Join host, Dugan Fraser, as he chats with Estelle Raimondo, Head of Evaluation Methods at the World Bank’s Independent Evaluation Group about the current state of evaluation. In her thought-provoking keynote address to the 14th European Evaluation Society conference in Copenhagen in June 2022, Estelle Raimondo and her colleague, Peter Dahler-Larsen, proposed that the institutionalization of evaluation has resulted in it becoming a performative practice. Raimondo proposes several approaches for improving the value - and reviving the promise - of evaluation.

This episode is also available also on spotify.

 

TRANSCRIPT:


Dugan Fraser

[00:00:34]

Hello everybody. I'm Dugan Fraser. I'm the Program Manager for the Global Evaluation Initiative. Welcome to our podcast, Powered by Evidence.

I'm very, very happy to welcome Estelle Raimondo to the conversation today. She's the Methods Advisor at the Independent Evaluation Group, where she advises teams on methodology. She does research on technological designs and innovations, and she also leads evaluations, with more than 10 years of experience in development evaluation. She's a faculty member of IPDET, the International Program for Development Evaluation Training, and she serves on the board of the European Evaluation Society. Her research has been published in several internationally peer-reviewed journals and manuscripts, and she has a PhD in evaluation research from George Washington University.

Welcome, Estelle. It's very nice to have you with us.

Estelle Raimondo

[00:01:26]

Hi, Dugan. Thanks for having me.

Dugan Fraser

[00:01:29]

Won't you start by telling us a little bit about the work that you do at the IEG?

Estelle Raimondo

[00:01:35]

Sure. So, for the longest time, I was wearing two hats. I was, you know, working with teams across all of our evaluations to help them set up their evaluation design, think creatively about their methodology, and also, you know, assure a little bit of the quality of the work that we do. And also, I was leading evaluations, mostly thematic evaluations, you know, those that are in the human capital sector, and country program evaluations.

More recently, I'm just wearing one hat. It's a big hat. It's the methods advisor. And so, I'm no longer leading evaluation studies at the moment.

Dugan Fraser

[00:02:21]

So, you're the person to talk to about evaluation methods. And obviously, this is a big topic and one that's really interesting. And I'd love to know what you think the big trends at the moment are in evaluation methods and what you think drives them.

Estelle Raimondo

[00:02:39]

So, I think we are at a very exciting time because, in evaluations, I think we are really going for eclecticism. Over the past 10 years, what I've seen is a lot of creativity around the evaluation designs and quite a few trends that are ongoing and somehow coming together in a nice way.

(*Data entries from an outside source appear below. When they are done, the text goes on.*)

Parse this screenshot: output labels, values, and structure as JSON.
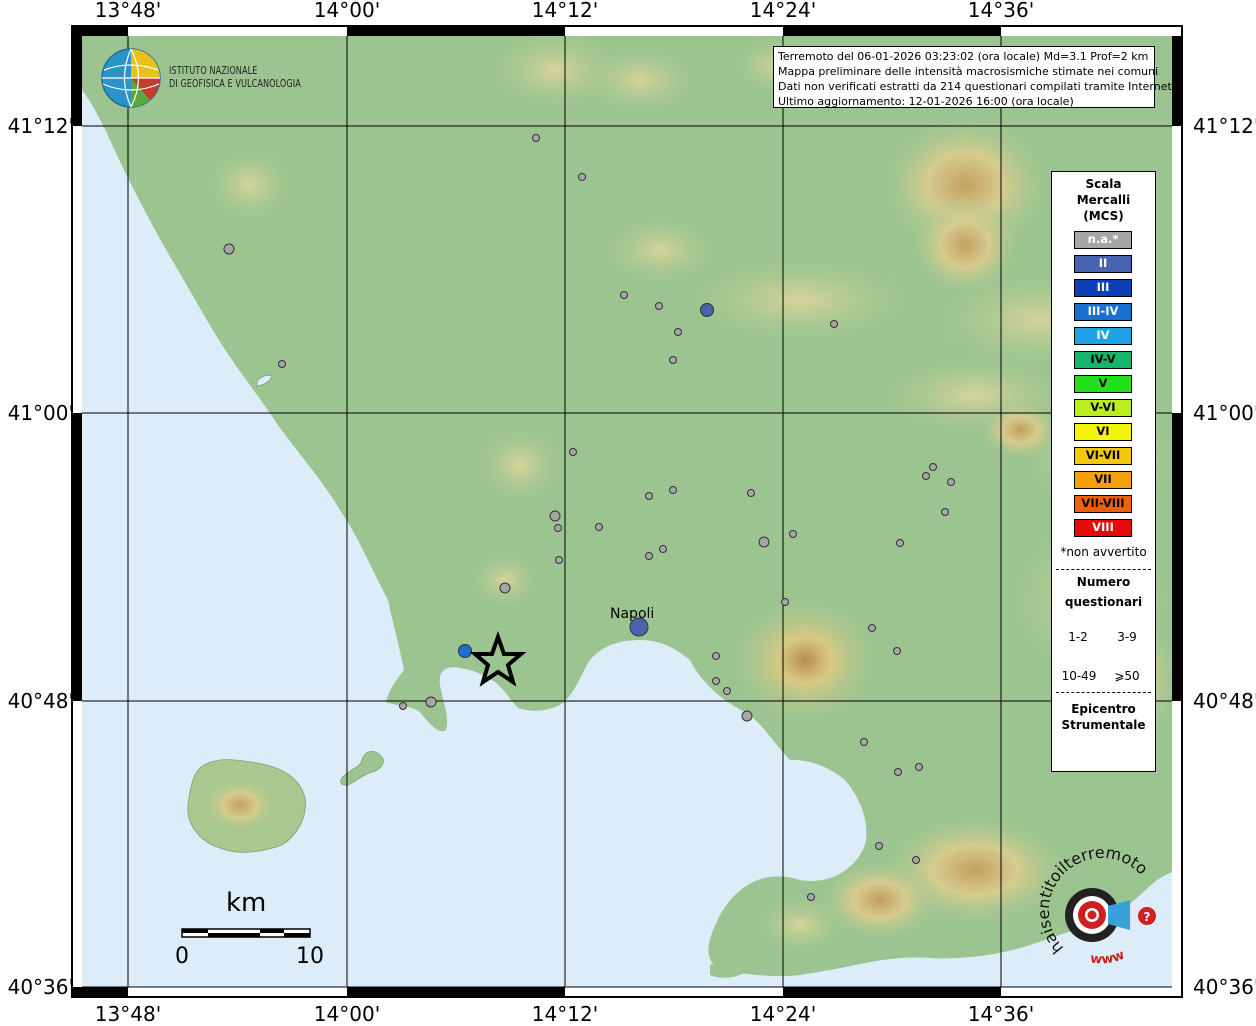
{
  "coords": {
    "top": [
      "13°48'",
      "14°00'",
      "14°12'",
      "14°24'",
      "14°36'"
    ],
    "bottom": [
      "13°48'",
      "14°00'",
      "14°12'",
      "14°24'",
      "14°36'"
    ],
    "left": [
      "41°12'",
      "41°00'",
      "40°48'",
      "40°36'"
    ],
    "right": [
      "41°12'",
      "41°00'",
      "40°48'",
      "40°36'"
    ]
  },
  "info": {
    "line1": "Terremoto del 06-01-2026 03:23:02 (ora locale) Md=3.1 Prof=2 km",
    "line2": "Mappa preliminare delle intensità macrosismiche stimate nei comuni",
    "line3": "Dati non verificati estratti da 214 questionari compilati tramite Internet.",
    "line4": "Ultimo aggiornamento: 12-01-2026 16:00 (ora locale)"
  },
  "ingv": {
    "line1": "ISTITUTO NAZIONALE",
    "line2": "DI GEOFISICA E VULCANOLOGIA"
  },
  "legend": {
    "title1": "Scala",
    "title2": "Mercalli",
    "title3": "(MCS)",
    "classes": [
      {
        "label": "n.a.*",
        "color": "#a6a6a6",
        "text": "#ffffff"
      },
      {
        "label": "II",
        "color": "#4a63b0",
        "text": "#ffffff"
      },
      {
        "label": "III",
        "color": "#0d3fb8",
        "text": "#ffffff"
      },
      {
        "label": "III-IV",
        "color": "#1a6fd0",
        "text": "#ffffff"
      },
      {
        "label": "IV",
        "color": "#1ea3e6",
        "text": "#ffffff"
      },
      {
        "label": "IV-V",
        "color": "#16b56a",
        "text": "#000000"
      },
      {
        "label": "V",
        "color": "#22e01c",
        "text": "#000000"
      },
      {
        "label": "V-VI",
        "color": "#b8ef1c",
        "text": "#000000"
      },
      {
        "label": "VI",
        "color": "#f5f50a",
        "text": "#000000"
      },
      {
        "label": "VI-VII",
        "color": "#f5c80a",
        "text": "#000000"
      },
      {
        "label": "VII",
        "color": "#f5a00a",
        "text": "#000000"
      },
      {
        "label": "VII-VIII",
        "color": "#f0600a",
        "text": "#000000"
      },
      {
        "label": "VIII",
        "color": "#e80a0a",
        "text": "#ffffff"
      }
    ],
    "not_felt": "*non avvertito",
    "count_title1": "Numero",
    "count_title2": "questionari",
    "counts": [
      "1-2",
      "3-9",
      "10-49",
      "⩾50"
    ],
    "epi_title1": "Epicentro",
    "epi_title2": "Strumentale"
  },
  "scalebar": {
    "title": "km",
    "start": "0",
    "end": "10"
  },
  "places": {
    "napoli": "Napoli"
  },
  "hai_logo": {
    "text": "haisentitoilterremoto.it",
    "url": "www"
  },
  "colors": {
    "sea": "#dcecf8",
    "land": "#96c08c",
    "hills": "#c8c48a",
    "peaks": "#c09a5c"
  }
}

So, the first one, I would say, is that we have broadened the range of impact evaluation methodologies. We used to have a fairly small toolbox, which was randomized control trial, which has a lot of strengths, but also some limitations. And over the past 10 years, we've seen a boom in trying to reclaim causal evaluation. So, we've seen a lot of analysis through process tracing, QCA, more theory-based evaluation methodologies that lend themselves to evaluating things that were hard to measure. That's one big trend, I would say.

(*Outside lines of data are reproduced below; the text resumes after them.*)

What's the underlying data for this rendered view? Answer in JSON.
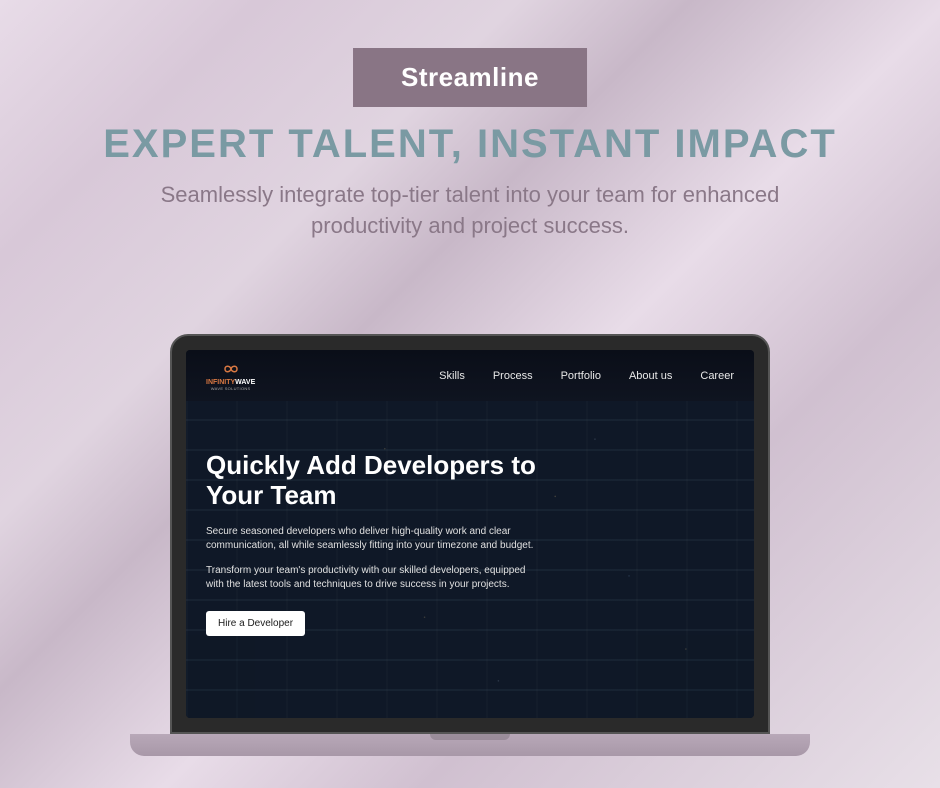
{
  "badge": "Streamline",
  "title": "EXPERT TALENT, INSTANT IMPACT",
  "subtitle": "Seamlessly integrate top-tier talent into your team for enhanced productivity and project success.",
  "site": {
    "logo": {
      "name1": "INFINITY",
      "name2": "WAVE",
      "sub": "WAVE SOLUTIONS"
    },
    "nav": [
      "Skills",
      "Process",
      "Portfolio",
      "About us",
      "Career"
    ],
    "hero": {
      "title": "Quickly Add Developers to Your Team",
      "p1": "Secure seasoned developers who deliver high-quality work and clear communication, all while seamlessly fitting into your timezone and budget.",
      "p2": "Transform your team's productivity with our skilled developers, equipped with the latest tools and techniques to drive success in your projects.",
      "cta": "Hire a Developer"
    }
  }
}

The second is trying to harness the power of big data. And we've seen a lot of exciting experiments in data science and evaluation. Some of them we are contributing at IEG. So, on the team. On the text side, trying to make the most of all the textual data that we have. On the geospatial side, really using images as data. That's really exciting as well.

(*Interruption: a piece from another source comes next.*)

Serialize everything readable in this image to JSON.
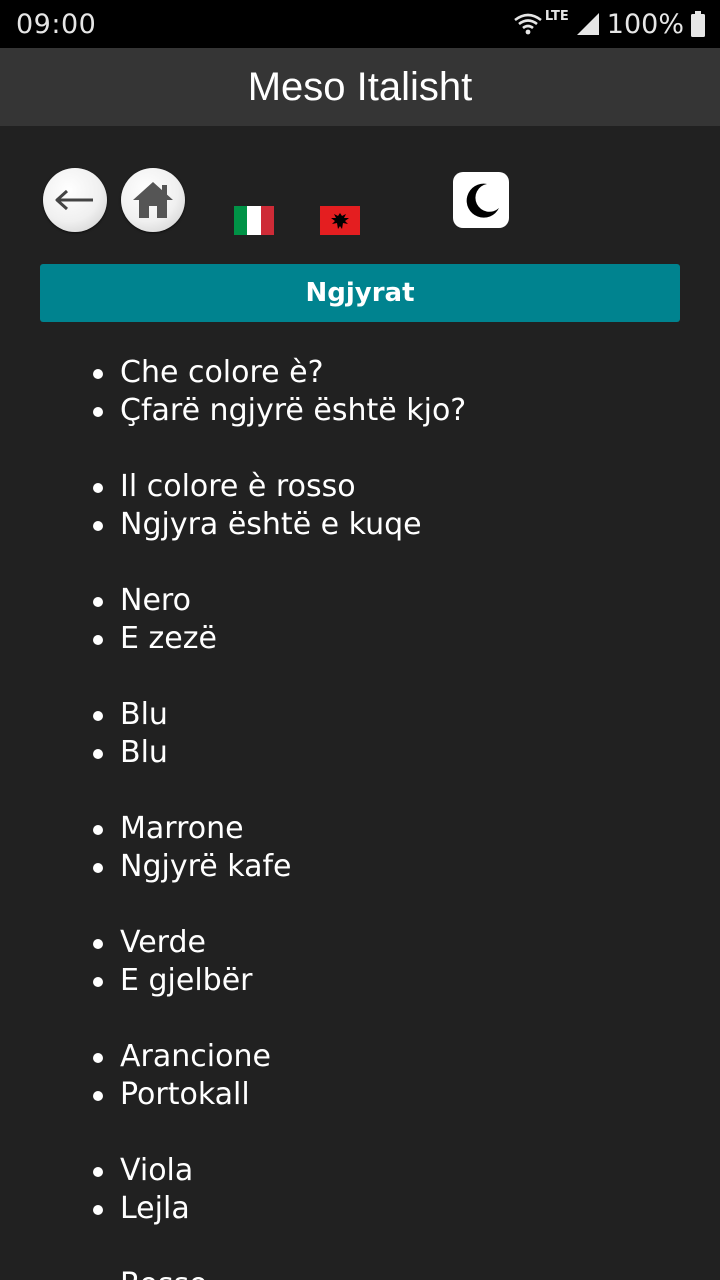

And then the third trend is to really bring the participatory side of evaluation much more prominently in everything we do. And so, really embedding techniques, but also approaches that are more from the social, sociology, ethnography, and more community-based approaches. And in some way, the best evaluations are those that really have a meaningful design based on the questions and not methods-driven.

So, yeah, that's my panoramic view of the field. I'm sure there are many other trends that I haven't thought through.

Dugan Fraser

[00:04:47]

I always feel like the methods issue is a really interesting way to understand the world. I think it's a really interesting way to understand the world around us, and what do you think the state of methods says about where we are at as a species and as a series of civilizations?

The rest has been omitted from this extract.